Candy

To solve this coding challenge, we need to distribute candies to children based on their ratings while adhering to some constraints. The goal is to ensure each child gets at least one candy and children with higher ratings get more candies than their immediately adjacent neighbors. Here’s a detailed methodology for resolving this challenge:
# Explanation
  1. Initialization:
    • We initialize an array
      candies
      of the same length as
      ratings
      and fill it with 1s. This ensures that each child has at least one candy initially.
  2. Left-to-Right Pass:
    • We iterate over the
      ratings
      array from left to right. For each child, if their rating is higher than the rating of the previous child, we increment the number of candies for the current child based on the number of candies the previous child has. This process ensures that children with higher ratings get more candies than their left-side neighbors.
  3. Right-to-Left Pass:
    • We then iterate over the
      ratings
      array from right to left. For each child, if their rating is higher than the rating of the next child, we adjust the number of candies for the current child to ensure it's at least one more than what the next child has if needed. This process ensures the higher ratings have more candies than their right-side neighbors.
  4. Summing Up Candies:
    • Finally, we sum up all the values in the
      candies
      array to get the minimum number of candies needed to distribute according to the problem's constraints.
Detailed Steps in Pseudocode
Step 1: Initialize Candies Array
                                            
# Initialize candies array with all elements set to 1
candies = [1 for child in range(length of ratings)]

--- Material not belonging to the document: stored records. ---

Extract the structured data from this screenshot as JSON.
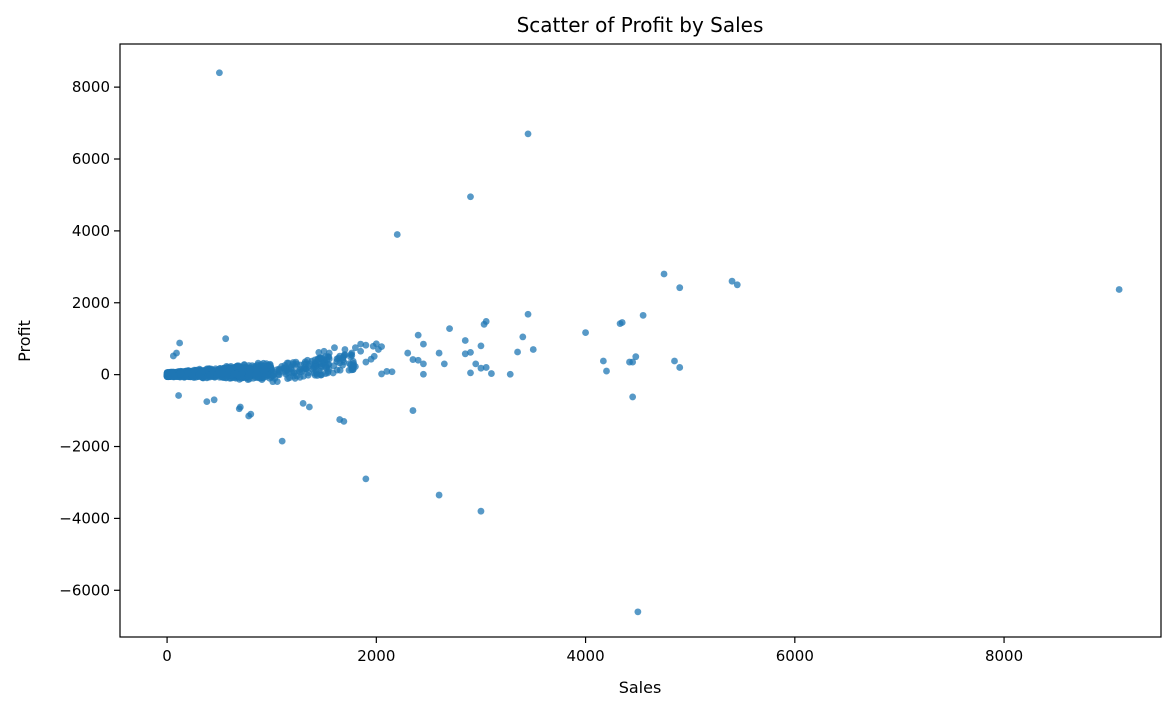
{
  "chart_data": {
    "type": "scatter",
    "title": "Scatter of Profit by Sales",
    "xlabel": "Sales",
    "ylabel": "Profit",
    "xlim": [
      -450,
      9500
    ],
    "ylim": [
      -7300,
      9200
    ],
    "xticks": [
      0,
      2000,
      4000,
      6000,
      8000
    ],
    "xtick_labels": [
      "0",
      "2000",
      "4000",
      "6000",
      "8000"
    ],
    "yticks": [
      -6000,
      -4000,
      -2000,
      0,
      2000,
      4000,
      6000,
      8000
    ],
    "ytick_labels": [
      "−6000",
      "−4000",
      "−2000",
      "0",
      "2000",
      "4000",
      "6000",
      "8000"
    ],
    "grid": false,
    "marker_color": "#1f77b4",
    "marker_alpha": 0.75,
    "series": [
      {
        "x": [
          500,
          3450,
          2900,
          2200,
          9100,
          5400,
          5450,
          4750,
          4900,
          4550,
          3450,
          4350,
          4330,
          4000,
          3050,
          3030,
          3400,
          3500,
          3350,
          2700,
          2400,
          2850,
          2300,
          2900,
          2850,
          2600,
          2650,
          2450,
          3000,
          2400,
          2350,
          4450,
          4480,
          4170,
          4200,
          4420,
          4850,
          4900,
          3280,
          3100,
          3050,
          2950,
          3000,
          2450,
          2450,
          2900,
          4450,
          2350,
          1900,
          2600,
          3000,
          4500,
          1100,
          1650,
          1690,
          800,
          780,
          1300,
          1360,
          690,
          700,
          380,
          450,
          110,
          1800,
          1850,
          1900,
          2000,
          2050,
          1850,
          1700,
          1600,
          1550,
          1500,
          1450,
          120,
          90,
          60,
          560,
          1970,
          2020,
          1980,
          1950,
          1900,
          2100,
          2150,
          2050
        ],
        "y": [
          8400,
          6700,
          4950,
          3900,
          2370,
          2600,
          2500,
          2800,
          2420,
          1650,
          1680,
          1450,
          1420,
          1170,
          1480,
          1400,
          1050,
          700,
          630,
          1280,
          1100,
          950,
          600,
          620,
          580,
          600,
          300,
          850,
          800,
          400,
          420,
          350,
          500,
          380,
          100,
          350,
          380,
          200,
          10,
          30,
          200,
          300,
          180,
          300,
          10,
          50,
          -620,
          -1000,
          -2900,
          -3350,
          -3800,
          -6600,
          -1850,
          -1250,
          -1300,
          -1100,
          -1150,
          -800,
          -900,
          -950,
          -900,
          -750,
          -700,
          -580,
          750,
          850,
          820,
          860,
          780,
          650,
          700,
          750,
          600,
          650,
          620,
          880,
          600,
          520,
          1000,
          790,
          700,
          510,
          430,
          350,
          90,
          80,
          20
        ],
        "dense_cluster": {
          "x": [
            0,
            1000
          ],
          "y": [
            -500,
            500
          ],
          "trend_slope": 0.2,
          "extension": {
            "x": [
              1000,
              1800
            ],
            "y": [
              0,
              400
            ]
          }
        }
      }
    ]
  }
}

                                        
Step 2: First Pass (Left-to-Right)
                                            
# Iterate from the second child to the last child
for i from 1 to length of ratings - 1:
    if ratings[i] > ratings[i - 1]:
        # Increase candies for the current child
        candies[i] = candies[i - 1] + 1

                                        
Step 3: Second Pass (Right-to-Left)
                                            
# Iterate from the second to last child to the first child
for i from length of ratings - 2 to 0:
    if ratings[i] > ratings[i + 1]:
        # Adjust candies to ensure correct number
        candies[i] = max(candies[i], candies[i + 1] + 1)

                                        
Step 4: Calculate Total Candies
                                            
# Return the sum of the candies array
return sum(candies)

                                        
Full Pseudocode With Comments
                                            
# Step 1: Initialize candies array to ensure each child has at least one candy

candies = [1 for child in range(length of ratings)]

# Step 2: First Pass from left to right
for i from 1 to length of ratings - 1:
    # If current child's rating is higher than the previous child's rating
    if ratings[i] > ratings[i - 1]:
        # Give one more candy than the previous child
        candies[i] = candies[i - 1] + 1

# Step 3: Second Pass from right to left
for i from length of ratings - 2 to 0:
    # If current child's rating is higher than the next child's rating
    if ratings[i] > ratings[i + 1]:
        # Adjust candies to the maximum between current candies and next child's candies + 1
        candies[i] = max(candies[i], candies[i + 1] + 1)
        
# Step 4: Calculate and return the total number of candies needed
return sum(candies)

                                        
Each part of the pseudocode addresses specific problem requirements, ensuring that we allocate candies correctly based on the given rules. The comments within the pseudocode guide the reader through the logic step-by-step, ensuring clarity and comprehensiveness in the approach.